Katedral'in arkasında İtalyankesiciler
Üç arkadaş, İsviçre'nin tabiatıyla dört gün
hemhal olmuş ve Alp Dağlarını takip ederek İtalya'ya doğru hareket etmişti
nihayet. İtalya'nın en hareketli şehirlerinden olan Milano'yu gezmekti
niyetleri. Güzel de başlamıştı ancak sonu aksiyon filmlerini aratmayan
cinstendi.
İsviçre'den İtalya’ya geçişte birçok farklılık mevcut diyebiliriz. Yol
işaretleri belirginliğini kaybediyor, tabiat sarımtırak bir hale bürünüyor ve
arabaların kalitesinde bir düşüş çarpıyor göze. Como'yu geçtikten bir buçuk
saat sonra Milano'ya varmıştık. Planımız şehrin
merkezinde bulunan büyük Katedrali, Galleria Vittorio Emanuele(bizdeki kapalı
çarşı) ve tarihi kaleyi görmek ve helalinden pizza yemekti. Öncesinde bir pastanede
abdest alıp namazı kıldık ve akabinde San Siro stadına koyulduk. Futbol tutkunu
bir şehrin 100 yıllık tarihe sahip San Siro, şehrin iki ezeli kulübü İnter ve
Milan’ın derbisiyle 1926’da açılmıştır. Bugün iki kulübün ortak stadı olarak
kullanılmaktadır. ( Bir diğer ismi Giuseppe Meazza Stadyumu’dur.)

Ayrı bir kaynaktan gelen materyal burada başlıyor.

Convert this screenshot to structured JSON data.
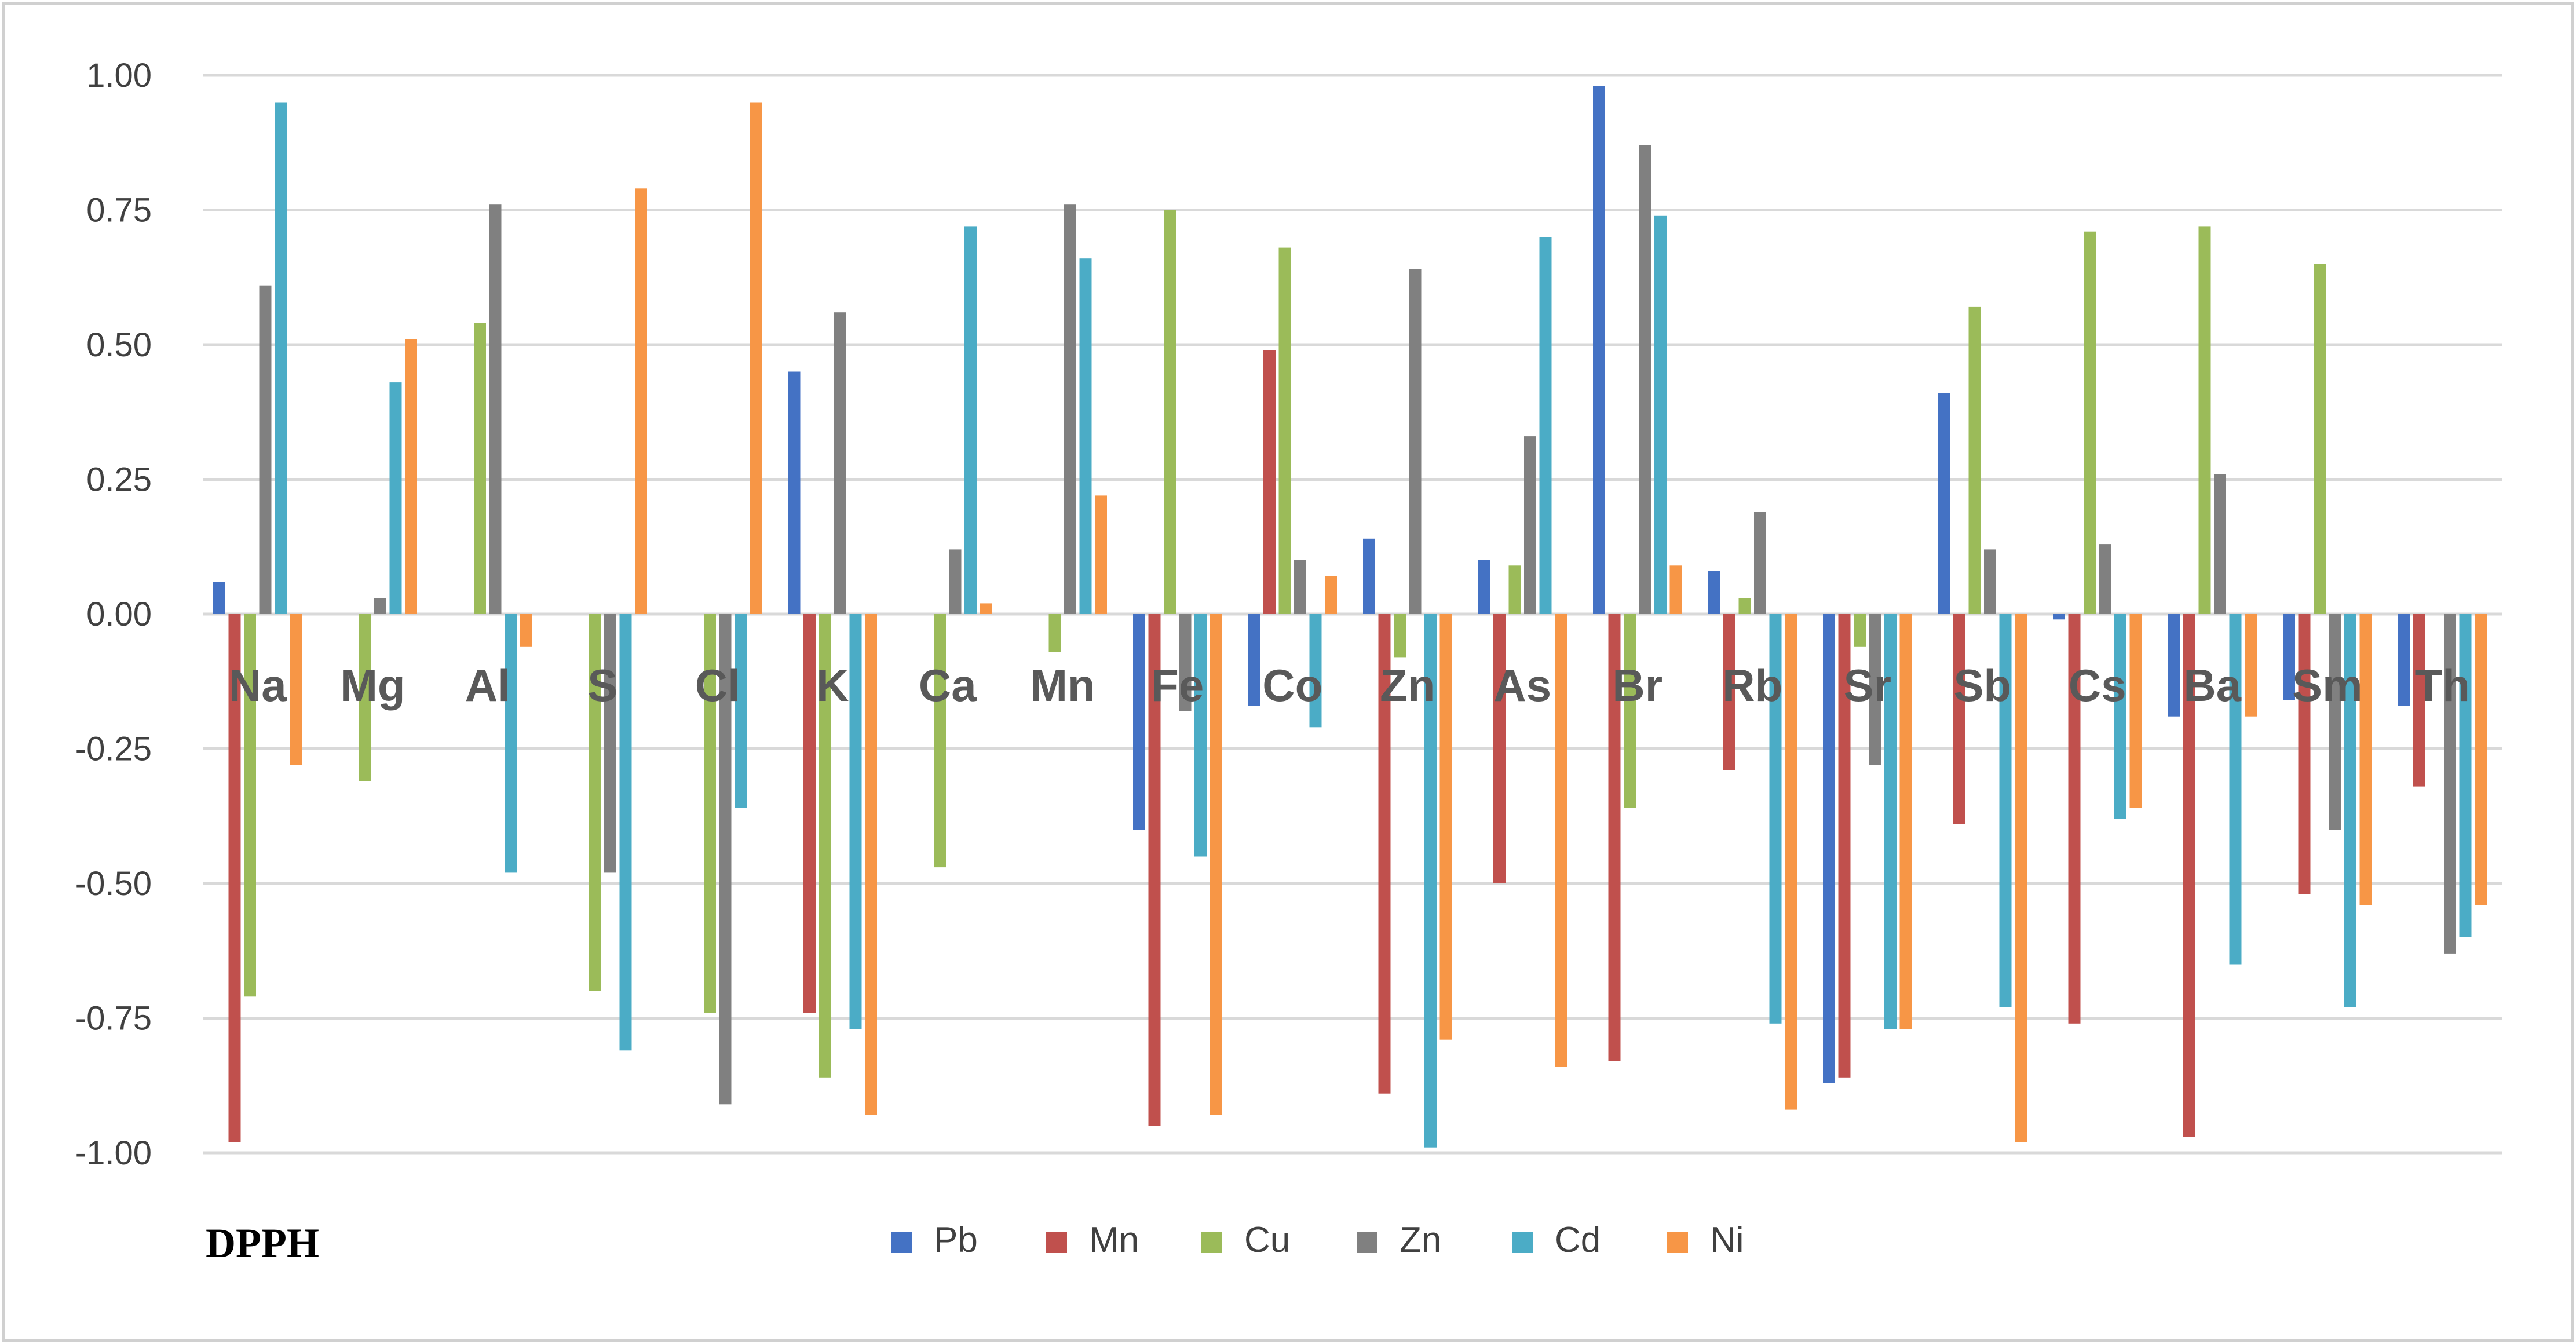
{
  "chart_data": {
    "type": "bar",
    "title": "",
    "panel_label": "DPPH",
    "xlabel": "",
    "ylabel": "",
    "ylim": [
      -1.0,
      1.0
    ],
    "yticks": [
      "1.00",
      "0.75",
      "0.50",
      "0.25",
      "0.00",
      "-0.25",
      "-0.50",
      "-0.75",
      "-1.00"
    ],
    "ytick_values": [
      1.0,
      0.75,
      0.5,
      0.25,
      0.0,
      -0.25,
      -0.5,
      -0.75,
      -1.0
    ],
    "grid": true,
    "legend_position": "bottom",
    "categories": [
      "Na",
      "Mg",
      "Al",
      "S",
      "Cl",
      "K",
      "Ca",
      "Mn",
      "Fe",
      "Co",
      "Zn",
      "As",
      "Br",
      "Rb",
      "Sr",
      "Sb",
      "Cs",
      "Ba",
      "Sm",
      "Th"
    ],
    "series": [
      {
        "name": "Pb",
        "color": "#4472C4",
        "values": [
          0.06,
          0.0,
          0.0,
          0.0,
          0.0,
          0.45,
          0.0,
          0.0,
          -0.4,
          -0.17,
          0.14,
          0.1,
          0.98,
          0.08,
          -0.87,
          0.41,
          -0.01,
          -0.19,
          -0.16,
          -0.17
        ]
      },
      {
        "name": "Mn",
        "color": "#C0504D",
        "values": [
          -0.98,
          0.0,
          0.0,
          0.0,
          0.0,
          -0.74,
          0.0,
          0.0,
          -0.95,
          0.49,
          -0.89,
          -0.5,
          -0.83,
          -0.29,
          -0.86,
          -0.39,
          -0.76,
          -0.97,
          -0.52,
          -0.32
        ]
      },
      {
        "name": "Cu",
        "color": "#9BBB59",
        "values": [
          -0.71,
          -0.31,
          0.54,
          -0.7,
          -0.74,
          -0.86,
          -0.47,
          -0.07,
          0.75,
          0.68,
          -0.08,
          0.09,
          -0.36,
          0.03,
          -0.06,
          0.57,
          0.71,
          0.72,
          0.65,
          0.0
        ]
      },
      {
        "name": "Zn",
        "color": "#808080",
        "values": [
          0.61,
          0.03,
          0.76,
          -0.48,
          -0.91,
          0.56,
          0.12,
          0.76,
          -0.18,
          0.1,
          0.64,
          0.33,
          0.87,
          0.19,
          -0.28,
          0.12,
          0.13,
          0.26,
          -0.4,
          -0.63
        ]
      },
      {
        "name": "Cd",
        "color": "#4BACC6",
        "values": [
          0.95,
          0.43,
          -0.48,
          -0.81,
          -0.36,
          -0.77,
          0.72,
          0.66,
          -0.45,
          -0.21,
          -0.99,
          0.7,
          0.74,
          -0.76,
          -0.77,
          -0.73,
          -0.38,
          -0.65,
          -0.73,
          -0.6
        ]
      },
      {
        "name": "Ni",
        "color": "#F79646",
        "values": [
          -0.28,
          0.51,
          -0.06,
          0.79,
          0.95,
          -0.93,
          0.02,
          0.22,
          -0.93,
          0.07,
          -0.79,
          -0.84,
          0.09,
          -0.92,
          -0.77,
          -0.98,
          -0.36,
          -0.19,
          -0.54,
          -0.54
        ]
      }
    ]
  },
  "colors": {
    "gridline": "#D9D9D9",
    "frame_border": "#D0D0D0",
    "category_label": "#595959"
  }
}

Planda olmasa da Milan- Newcastle şampiyonlar
ligi grup maçına bilet bulunursa gidilecekti maça. Ekipten iki arkadaş futbol
tutkunu olduğu için daha istekliydi. Ancak maç saatine çok yakın vakitte
geldiğimiz için trafik yoğunluğuyla karşılaştık. Kaldı ki biletimiz de yoktu. Park
yeri de bulamadık… Şoför arkadaş dayanamadı ve arabadan inip stada doğru yol
aldı. Hemen koltuk değiştirmiş ve yola devam etmiştik. Bu sırada İngiliz ve
İtalyan taraftarlar stada hareket ediyordu. Birçoklarının elinde bira vardı.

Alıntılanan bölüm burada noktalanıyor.